Text to image generation The use of diffusion models has been a hot topic in generative modeling for the last few years. Diffusion models are capable of generating high-quality images of the concepts learned during training, but those training data sets are very large and not personalized. Now users want some customization on these models; Instead of generating images of a random dog somewhere, the user wants to create images of their dog somewhere in their house. A direct solution to this problem is to retrain the model involving the new information in the data set. But it has certain limitations: FirstTo learn a new concept, the model needs a large amount of data, but the user may only have a few examples. Secondretraining the model every time we need to learn a new concept is very inefficient. Thirdlearning new concepts will result in forgetting previously learned concepts.
To address these limitations, a team of researchers from Carnegie Mellon University, Tsinghua University and Adobe Research proposes a method to learn multiple new concepts without the need to completely retrain the model, just using a few examples. They listed their experiments and findings in the article “Multi-concept text-to-image diffusion customization.”
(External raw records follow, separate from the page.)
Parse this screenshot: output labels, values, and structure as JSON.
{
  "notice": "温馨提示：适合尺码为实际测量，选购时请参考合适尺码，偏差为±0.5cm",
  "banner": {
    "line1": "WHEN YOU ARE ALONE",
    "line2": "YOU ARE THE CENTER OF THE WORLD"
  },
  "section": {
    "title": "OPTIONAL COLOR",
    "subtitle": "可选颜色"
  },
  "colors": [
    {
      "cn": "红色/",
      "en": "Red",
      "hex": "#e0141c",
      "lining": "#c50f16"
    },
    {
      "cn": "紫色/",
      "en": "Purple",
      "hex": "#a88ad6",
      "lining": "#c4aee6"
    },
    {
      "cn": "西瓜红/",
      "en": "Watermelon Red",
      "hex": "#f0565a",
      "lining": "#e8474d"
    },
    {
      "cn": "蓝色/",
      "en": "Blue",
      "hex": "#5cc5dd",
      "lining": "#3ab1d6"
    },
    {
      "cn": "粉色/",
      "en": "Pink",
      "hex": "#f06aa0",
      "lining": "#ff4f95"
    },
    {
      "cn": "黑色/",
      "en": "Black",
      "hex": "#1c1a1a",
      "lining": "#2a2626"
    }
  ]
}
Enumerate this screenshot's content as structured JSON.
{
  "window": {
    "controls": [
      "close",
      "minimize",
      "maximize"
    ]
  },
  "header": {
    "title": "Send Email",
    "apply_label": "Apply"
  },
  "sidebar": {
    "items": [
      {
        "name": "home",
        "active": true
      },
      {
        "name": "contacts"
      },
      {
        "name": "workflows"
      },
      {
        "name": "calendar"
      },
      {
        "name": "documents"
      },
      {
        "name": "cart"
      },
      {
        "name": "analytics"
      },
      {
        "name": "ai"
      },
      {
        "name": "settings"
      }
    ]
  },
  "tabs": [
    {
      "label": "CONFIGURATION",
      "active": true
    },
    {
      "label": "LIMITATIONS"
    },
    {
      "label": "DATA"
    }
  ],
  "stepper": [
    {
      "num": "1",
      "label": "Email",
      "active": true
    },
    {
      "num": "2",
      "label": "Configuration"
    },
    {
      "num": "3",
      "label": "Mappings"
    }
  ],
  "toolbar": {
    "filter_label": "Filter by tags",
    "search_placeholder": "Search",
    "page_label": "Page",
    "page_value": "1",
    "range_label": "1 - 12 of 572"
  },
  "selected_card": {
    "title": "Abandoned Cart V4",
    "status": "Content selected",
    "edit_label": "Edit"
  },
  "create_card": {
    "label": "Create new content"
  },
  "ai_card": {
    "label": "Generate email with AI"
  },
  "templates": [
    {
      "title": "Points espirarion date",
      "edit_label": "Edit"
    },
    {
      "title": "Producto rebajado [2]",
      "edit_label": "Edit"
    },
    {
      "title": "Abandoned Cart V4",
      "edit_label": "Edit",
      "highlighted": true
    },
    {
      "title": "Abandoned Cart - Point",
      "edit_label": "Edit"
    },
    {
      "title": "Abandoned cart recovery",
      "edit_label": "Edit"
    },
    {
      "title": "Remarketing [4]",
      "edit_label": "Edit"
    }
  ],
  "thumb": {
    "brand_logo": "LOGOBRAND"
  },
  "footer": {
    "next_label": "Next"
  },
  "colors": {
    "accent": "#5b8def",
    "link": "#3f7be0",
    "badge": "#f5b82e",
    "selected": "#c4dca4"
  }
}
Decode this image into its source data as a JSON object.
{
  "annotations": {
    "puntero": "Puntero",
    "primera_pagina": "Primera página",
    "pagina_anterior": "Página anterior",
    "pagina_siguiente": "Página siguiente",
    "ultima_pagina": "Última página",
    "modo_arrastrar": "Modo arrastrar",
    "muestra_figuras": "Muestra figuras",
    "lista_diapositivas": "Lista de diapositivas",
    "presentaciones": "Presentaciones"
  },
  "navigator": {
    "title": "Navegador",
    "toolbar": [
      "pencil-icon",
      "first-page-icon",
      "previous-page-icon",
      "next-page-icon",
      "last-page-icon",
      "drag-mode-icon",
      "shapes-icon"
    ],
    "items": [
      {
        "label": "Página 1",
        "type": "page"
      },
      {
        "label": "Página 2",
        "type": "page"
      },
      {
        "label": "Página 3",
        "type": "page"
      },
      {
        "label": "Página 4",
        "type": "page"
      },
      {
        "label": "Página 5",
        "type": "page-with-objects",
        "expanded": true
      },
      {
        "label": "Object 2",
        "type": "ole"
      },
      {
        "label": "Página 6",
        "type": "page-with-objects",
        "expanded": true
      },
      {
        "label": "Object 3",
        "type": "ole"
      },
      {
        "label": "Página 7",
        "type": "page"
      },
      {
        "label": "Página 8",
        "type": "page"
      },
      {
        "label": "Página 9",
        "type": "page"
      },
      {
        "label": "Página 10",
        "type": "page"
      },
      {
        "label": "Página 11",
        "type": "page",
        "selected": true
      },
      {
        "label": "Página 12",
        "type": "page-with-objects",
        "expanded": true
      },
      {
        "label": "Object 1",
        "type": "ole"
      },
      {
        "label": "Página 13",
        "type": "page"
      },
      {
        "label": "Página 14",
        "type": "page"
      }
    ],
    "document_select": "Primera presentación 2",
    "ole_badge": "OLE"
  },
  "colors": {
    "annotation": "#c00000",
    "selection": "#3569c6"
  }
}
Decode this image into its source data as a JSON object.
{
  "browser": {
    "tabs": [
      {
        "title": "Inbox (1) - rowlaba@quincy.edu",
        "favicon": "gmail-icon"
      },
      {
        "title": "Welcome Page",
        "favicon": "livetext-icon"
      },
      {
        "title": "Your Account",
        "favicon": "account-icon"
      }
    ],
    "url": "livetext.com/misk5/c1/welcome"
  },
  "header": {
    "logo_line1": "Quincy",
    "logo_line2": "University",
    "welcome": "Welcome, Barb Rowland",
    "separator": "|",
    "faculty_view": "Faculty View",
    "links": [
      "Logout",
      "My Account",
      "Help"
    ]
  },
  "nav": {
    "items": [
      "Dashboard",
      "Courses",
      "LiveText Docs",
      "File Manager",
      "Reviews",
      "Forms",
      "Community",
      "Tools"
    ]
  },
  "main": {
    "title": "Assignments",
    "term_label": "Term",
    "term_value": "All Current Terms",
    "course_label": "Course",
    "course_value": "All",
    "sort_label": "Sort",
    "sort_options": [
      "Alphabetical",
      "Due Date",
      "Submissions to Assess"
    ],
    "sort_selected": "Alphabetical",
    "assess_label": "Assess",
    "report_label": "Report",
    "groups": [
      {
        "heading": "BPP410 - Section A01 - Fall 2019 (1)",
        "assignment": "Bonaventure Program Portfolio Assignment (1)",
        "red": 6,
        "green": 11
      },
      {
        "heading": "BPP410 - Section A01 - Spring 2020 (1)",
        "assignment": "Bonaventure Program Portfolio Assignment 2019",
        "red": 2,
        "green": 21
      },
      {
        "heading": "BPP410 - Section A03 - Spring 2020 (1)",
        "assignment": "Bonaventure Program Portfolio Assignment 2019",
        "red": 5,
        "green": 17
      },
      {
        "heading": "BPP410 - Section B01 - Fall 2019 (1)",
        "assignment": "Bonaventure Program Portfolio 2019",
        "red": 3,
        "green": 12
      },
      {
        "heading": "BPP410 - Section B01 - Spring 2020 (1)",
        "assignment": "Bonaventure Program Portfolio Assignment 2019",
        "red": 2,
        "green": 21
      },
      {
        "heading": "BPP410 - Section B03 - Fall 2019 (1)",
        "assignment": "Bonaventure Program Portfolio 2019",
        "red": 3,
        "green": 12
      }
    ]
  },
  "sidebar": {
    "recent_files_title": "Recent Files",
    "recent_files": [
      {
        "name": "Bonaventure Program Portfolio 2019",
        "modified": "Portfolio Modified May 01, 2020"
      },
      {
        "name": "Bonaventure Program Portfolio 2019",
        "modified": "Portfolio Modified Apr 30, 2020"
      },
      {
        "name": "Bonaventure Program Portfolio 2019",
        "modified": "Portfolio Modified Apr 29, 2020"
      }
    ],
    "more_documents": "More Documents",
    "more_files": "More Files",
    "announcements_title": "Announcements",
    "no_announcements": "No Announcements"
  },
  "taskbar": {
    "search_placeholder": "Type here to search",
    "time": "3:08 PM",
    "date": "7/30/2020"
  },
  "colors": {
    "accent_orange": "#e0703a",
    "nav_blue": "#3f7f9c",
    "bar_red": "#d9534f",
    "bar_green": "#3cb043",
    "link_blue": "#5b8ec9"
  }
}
In this paper, the team proposed a fine-tuning technique, Custom broadcast for text-to-image broadcast models, which identifies a small subset of model weights such that fitting just those weights is sufficient to model the new concepts. At the same time, it prevents catastrophic forgetting and is highly efficient since only a very small number of parameters are trained. To further prevent forgetfulness, mixing of similar concepts, and overfitting to the new concept, a small set of real images with a similar title to the target images is chosen and fed to the model while fitting (Figure 2).
The method is based on Stable Diffusion, and up to 4 images are used as training examples during fitting.
We found that tuning only a small set of parameters is effective and highly efficient, but how do we choose those parameters and why does it work?
The idea behind this answer is simply an observation from experiments. The team trained the entire models on the data set involving new concepts and carefully watched how the weights of the different layers changed. The result of the observation was cross-attention layer weights were affected the most, implying that it plays a significant role while adjusting. The team took advantage of that and concluded that the model could be significantly customized simply by tweaking the cross-attention layers. And it works magnificently.
In addition to this, there is another important component in this approach: The regularization data set. Since we are using only a few samples for fine tuning, the model may overfit the target concept and lead to language drift. For example, training on “moongate” will cause the model to forget the association of “moon” and “gate” with previously learned concepts.. To avoid this, a set of 200 images is selected from the LAION-400M dataset with corresponding captions that are very similar to the captions in the target image. By fitting this data set, the model learns the new concept while reviewing previously learned concepts. Hence, forgetting and mixing concepts is avoided (Figure 5).
The following figures and tables show the results of the articles:
This work concludes that personalized diffusion is an efficient method for
Augment existing text-to-image models. You can quickly acquire a new concept with just a few examples and compose multiple concepts together in novel environments. The authors found that optimizing just a few model parameters was sufficient to represent these new concepts while remaining memory and computationally efficient.
However, there are some limitations of the pretrained models that the fitted model inherits. As shown in Figure 11, Resistant compositions, for example, A stuffed turtle and a teddy bear.It’s still a challenge. Furthermore, composing three or more concepts is also troublesome. Addressing these limitations may be a future direction for research in this field.
Vineet Kumar is a consulting intern at MarktechPost. She is currently pursuing her bachelor’s degree at the Indian Institute of Technology (IIT), Kanpur. He is a machine learning enthusiast. He is passionate about research and the latest advances in Deep Learning, Computer Vision and related fields.